Monday, October 24th, 2016

Why Republicans drive me crazy


Yesterday we learned Congressman Mark Green, Republican candidate for governor, flubbed the gas tax question.

While Green would not state flatly whether he would raise transportation-related taxes or fees if elected, he indicated a reluctance to raise the taxes. “Any tax increase is the last thing to look at,” he said.

Look, if you’re a Republican candidate for anything and the reporter calls and asks, “Do you think this tax might need to go up?” just say no. When they ask about some committee in the state legislature studying increasing taxes to pay off the road builders, you just say no.

No, no, no, no.

It isn’t that hard.

People ask why I’m supporting Chris Lufter for state assembly in Waukesha when the Republican establishment is against her. That’s a reason to support Chris.

Because if you were to ask Chris Lufter one hundred times what her view is on raising taxes, she would tell you 100 times she will not vote to raise taxes. No nuance, no waiting to see what a committee thinks, no waiting to hear from a favorite lobbyist, the answer is no. And if you ask her to play shell games with different taxes, she won’t do that either. I think you could threaten to drown her in ethanol and she won’t support raising taxes (she’s opposed to the ethanol mandate, too).

Her opponent is Waukesha County Supervisor Bill Kramer. He’s a nice guy and he reads my blog. You know he’s a nice guy because I haven’t made any Seinfeldian Cosmo Kramer jokes about him.

However, County Supervisor Bill Kramer has a record of supporting county budgets that raise taxes. I’ve seen it, and I’m sure the Democrats have seen it. And if we send him to Madison, I’m really afraid he’s going to be another one of those guys that complain when he gets attacked by talk radio for being wishy-washy on the issues. And if you think I’m being hard on him, here is what he said March 27th about reducing the size of the Waukesha County Board:

Kramer said the board was told to downsize for efficiency and we need to be more efficient because we cancelled 28 meetings. Why is canceling meetings a sign of inefficiency? He heard a radio host talking about reducing the county board and staff but he doesn’t see that in the ordinance. The media talks about getting rid of internal audit or moving it to the county executive’s office. Do you want the auditor auditing itself? He’s been in favor of reducing the board since he first ran for office. He finds it odd that here is a situation where you have people you agree with calling you names and putting you in a situation you can’t win. No matter which way he votes, he will lose. The board won’t win by reducing. If he votes to reduce the board to whatever number, he will be called names. The media says he gets benefits. He can get health insurance from the county at 100% of the cost or $430 per month versus the $88 he pays on his own. He has the benefit of being in the state retirement system but it will take 15 years to vest. He makes $8.77 per hour for this job and he does it to be called names and a liar. Maybe we aren’t the smartest people in the county if we are stupid enough to do this job.

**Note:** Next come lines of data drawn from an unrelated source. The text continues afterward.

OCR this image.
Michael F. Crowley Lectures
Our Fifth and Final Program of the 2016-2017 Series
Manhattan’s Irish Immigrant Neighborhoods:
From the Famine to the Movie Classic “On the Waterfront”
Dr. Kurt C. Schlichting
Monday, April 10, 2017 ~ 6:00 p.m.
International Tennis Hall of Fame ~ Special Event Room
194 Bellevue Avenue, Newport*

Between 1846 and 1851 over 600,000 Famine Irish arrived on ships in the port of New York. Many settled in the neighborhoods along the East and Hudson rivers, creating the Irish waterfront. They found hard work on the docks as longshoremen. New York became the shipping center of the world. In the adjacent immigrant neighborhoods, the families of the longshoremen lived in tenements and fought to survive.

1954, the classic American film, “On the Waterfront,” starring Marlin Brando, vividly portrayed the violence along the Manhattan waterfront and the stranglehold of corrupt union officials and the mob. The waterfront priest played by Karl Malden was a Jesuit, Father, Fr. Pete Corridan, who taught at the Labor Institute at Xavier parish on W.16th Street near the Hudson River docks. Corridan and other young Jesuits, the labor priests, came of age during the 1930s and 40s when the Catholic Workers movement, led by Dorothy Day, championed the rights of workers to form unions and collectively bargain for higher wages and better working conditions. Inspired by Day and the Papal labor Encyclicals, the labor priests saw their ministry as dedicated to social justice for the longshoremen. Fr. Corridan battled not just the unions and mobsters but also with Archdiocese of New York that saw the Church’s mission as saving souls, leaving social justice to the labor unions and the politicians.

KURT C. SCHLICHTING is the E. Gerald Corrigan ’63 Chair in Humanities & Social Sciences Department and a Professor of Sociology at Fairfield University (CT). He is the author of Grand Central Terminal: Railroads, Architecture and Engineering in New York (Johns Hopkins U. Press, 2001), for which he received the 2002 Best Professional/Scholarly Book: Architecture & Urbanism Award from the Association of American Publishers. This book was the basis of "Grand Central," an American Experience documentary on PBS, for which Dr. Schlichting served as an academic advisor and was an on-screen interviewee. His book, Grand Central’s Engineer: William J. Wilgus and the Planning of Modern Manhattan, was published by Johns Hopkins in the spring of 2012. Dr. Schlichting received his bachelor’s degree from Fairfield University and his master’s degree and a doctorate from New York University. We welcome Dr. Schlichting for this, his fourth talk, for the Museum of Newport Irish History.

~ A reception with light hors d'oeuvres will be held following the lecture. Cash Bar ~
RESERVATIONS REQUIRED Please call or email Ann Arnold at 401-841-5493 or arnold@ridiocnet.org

What’s even funnier he’s now claiming he led on the issue. Do you really believe if he “led” on the issue, the mercurial County Supervisor Walter Kolb would be supporting Kramer? Kramer’s leadership on the issue: Number of petition signatures gathered, 0. Number of speeches in support, 0. Number of op-ed pieces written in support, 0.

What’s even more amazing to me is how little Republican party members have learned from past campaigns. The playbook for the Democrats is the same: claim they will hold the line on taxes and blast the Republicans for any tax increases they may have voted for. Brian Manthey did it to Mary Lazich (who escaped thanks to Charlie Sykes), Jim Doyle did it to Scott McCallum and here in Waukesha Larry Nelson did it to Ann Nischke, whose embarrassing loss in the mayor’s race is a perfect example of what could happen if County Supervisor Bill Kramer is nominated.

Fortunately, I don’t believe that’s going to happen. I’ve seen the party favorite lose before (Kent Woods, Scott Allen). I’ve been hearing positive news about Chris Lufter’s campaign everywhere I go. Unlike her opponent, Lufter has high name recognition throughout the district, and among Republican voters it’s mostly positive. She is the only candidate with a proven track record of fighting higher taxes. She has elective office experience and experience working as volunteer leader for conservative causes.

I admit I’m partisan. But if we had a Republican Party worth anything, they would’ve been recruiting Chris Lufter to run for state assembly instead of working against her.